The latest book by the Australian writer tells the story of just one of the Black Saturday bushfires, a blaze deliberately lit on the outskirts of Churchill in the Latrobe Valley — coal country. Only 1 percent of Australia’s bushfire arsonists are ever caught, so when a suspect emerged within days, detectives were wary: “Surely the very first person they were narrowing in on couldn’t be the one?” Brendan Sokaluk, whose distinctive, sky-blue sedan had been abandoned meters from the ignition point, admitted responsibility, but not intent. The Churchill blaze — which left 11 dead — had been an accident, he insisted, the result of a wayward cigarette.

With propulsive energy, “The Arsonist” follows the case against Sokaluk, a 39-year-old former volunteer firefighter, from the arson investigation’s first frantic hours to the courtroom verdict. But first, Hooper takes us into the belly of the beast: birds falling from the sky with their wings burning; beehives combusting from the radiant heat; farewell texts escaping from fire-ravaged homes (“Dad im dead I love u”). The elemental terror of Black Saturday requires little embellishment, only the quiet dignity of witness. It’s this restraint — as intelligent as it is compassionate — that elevates “The Arsonist” from slick true-crime procedural to cultural time capsule.

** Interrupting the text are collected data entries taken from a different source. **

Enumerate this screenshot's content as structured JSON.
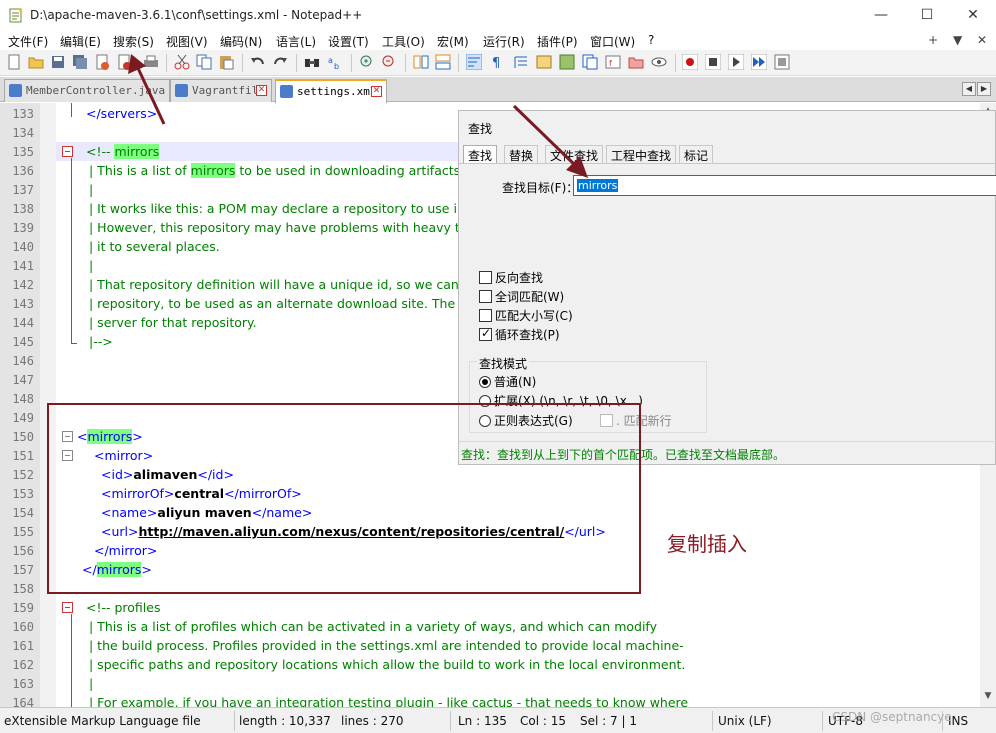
{
  "window": {
    "title": "D:\\apache-maven-3.6.1\\conf\\settings.xml - Notepad++",
    "controls": {
      "minimize": "—",
      "maximize": "☐",
      "close": "✕"
    }
  },
  "menu": {
    "items": [
      "文件(F)",
      "编辑(E)",
      "搜索(S)",
      "视图(V)",
      "编码(N)",
      "语言(L)",
      "设置(T)",
      "工具(O)",
      "宏(M)",
      "运行(R)",
      "插件(P)",
      "窗口(W)",
      "?"
    ],
    "right": [
      "+",
      "▼",
      "✕"
    ]
  },
  "tabs": [
    {
      "label": "MemberController.java",
      "active": false
    },
    {
      "label": "Vagrantfile",
      "active": false
    },
    {
      "label": "settings.xml",
      "active": true
    }
  ],
  "editor": {
    "line_numbers": [
      "133",
      "134",
      "135",
      "136",
      "137",
      "138",
      "139",
      "140",
      "141",
      "142",
      "143",
      "144",
      "145",
      "146",
      "147",
      "148",
      "149",
      "150",
      "151",
      "152",
      "153",
      "154",
      "155",
      "156",
      "157",
      "158",
      "159",
      "160",
      "161",
      "162",
      "163",
      "164"
    ],
    "lines": {
      "l133_tag": "</servers>",
      "l135_a": "<!-- ",
      "l135_b": "mirrors",
      "l136_a": "| This is a list of ",
      "l136_b": "mirrors",
      "l136_c": " to be used in downloading artifacts f",
      "l137": "|",
      "l138": "| It works like this: a POM may declare a repository to use in",
      "l139": "| However, this repository may have problems with heavy tra",
      "l140": "| it to several places.",
      "l141": "|",
      "l142": "| That repository definition will have a unique id, so we can c",
      "l143": "| repository, to be used as an alternate download site. The m",
      "l144": "| server for that repository.",
      "l145": "|-->",
      "l150_a": "<",
      "l150_b": "mirrors",
      "l150_c": ">",
      "l151": "<mirror>",
      "l152_open": "<id>",
      "l152_val": "alimaven",
      "l152_close": "</id>",
      "l153_open": "<mirrorOf>",
      "l153_val": "central",
      "l153_close": "</mirrorOf>",
      "l154_open": "<name>",
      "l154_val": "aliyun maven",
      "l154_close": "</name>",
      "l155_open": "<url>",
      "l155_val": "http://maven.aliyun.com/nexus/content/repositories/central/",
      "l155_close": "</url>",
      "l156": "</mirror>",
      "l157_a": "</",
      "l157_b": "mirrors",
      "l157_c": ">",
      "l159": "<!-- profiles",
      "l160": "| This is a list of profiles which can be activated in a variety of ways, and which can modify",
      "l161": "| the build process. Profiles provided in the settings.xml are intended to provide local machine-",
      "l162": "| specific paths and repository locations which allow the build to work in the local environment.",
      "l163": "|",
      "l164": "| For example, if you have an integration testing plugin - like cactus - that needs to know where"
    }
  },
  "find_dialog": {
    "title": "查找",
    "tabs": [
      "查找",
      "替换",
      "文件查找",
      "工程中查找",
      "标记"
    ],
    "label": "查找目标(F)：",
    "value": "mirrors",
    "options": [
      {
        "label": "反向查找",
        "checked": false
      },
      {
        "label": "全词匹配(W)",
        "checked": false
      },
      {
        "label": "匹配大小写(C)",
        "checked": false
      },
      {
        "label": "循环查找(P)",
        "checked": true
      }
    ],
    "mode_title": "查找模式",
    "modes": [
      {
        "label": "普通(N)",
        "checked": true
      },
      {
        "label": "扩展(X) (\\n, \\r, \\t, \\0, \\x...)",
        "checked": false
      },
      {
        "label": "正则表达式(G)",
        "checked": false
      }
    ],
    "dot_newline": ". 匹配新行",
    "status": "查找：查找到从上到下的首个匹配项。已查找至文档最底部。"
  },
  "annotation": {
    "text": "复制插入",
    "color": "#8b1a24"
  },
  "statusbar": {
    "filetype": "eXtensible Markup Language file",
    "length": "length : 10,337",
    "lines": "lines : 270",
    "ln": "Ln : 135",
    "col": "Col : 15",
    "sel": "Sel : 7 | 1",
    "eol": "Unix (LF)",
    "encoding": "UTF-8",
    "mode": "INS"
  },
  "watermark": "CSDN @septnancye",
  "colors": {
    "comment": "#008000",
    "tag": "#0000ff",
    "highlight": "#7fff7f",
    "annotation": "#7a1a23"
  }
}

What kind of mind wills the red havoc of a bushfire? Sokaluk’s trial pitted two versions of that answer against each other: a cunning, ice-hearted sociopath, and a long-persecuted naïf. “Brendan was both things,” Hooper writes. “Guileful and guileless, shrewd and naïve.” But how much easier it is, she shows, to conjure a devil than to confront more nebulous and unrelenting foes, like corporate negligence or climate change.

Hooper did not attend the trial, nor did she interview Sokaluk. Relying on transcripts and reports, she renders him in silhouette: the schooling that left him barely literate; the workplaces that treated him as a “‘half-wit’ whipping boy”; the health system that failed to diagnose his autism until his trial; and his town emptied of jobs when Victoria’s energy infrastructure was privatized. And so “The Arsonist” becomes a sharp-edged portrait of social as well as pyromaniacal desolation — a “sociology of fire.” “The arsonist may be a misfit, an outlier, even a sociopath,” Hooper writes, “but he inhabits the same environment and the same community as his victims.”

Hooper, a lauded investigative writer and gothic novelist, has been described as an “antipodean Joan Didion,” but Australia has its own tradition of evocative reportage that excavates the human from the inhuman. At its best, that tradition produces rich cartographies of discomfort and doubt (as in the work of the mighty Helen Garner). But Hooper is largely absent from “The Arsonist.” She disguises her authorial presence as a kind of coolheaded omnipotence. When she does appear in her book’s final pages, she is slippery even to herself: “I have spent years trying to understand this man and what he did, my own motivation sometimes as indecipherable as he is.”

It’s a palpable absence from a project so determinedly humane, one that raises so many questions about culpability, blame and collective responsibility. Learning who Sokaluk is does not absolve him of his misdeeds, but it does not absolve us either. “The small world of someone like Brendan is not so unconnected to our own as it might seem,” Hooper writes. “We ignore this at our peril.”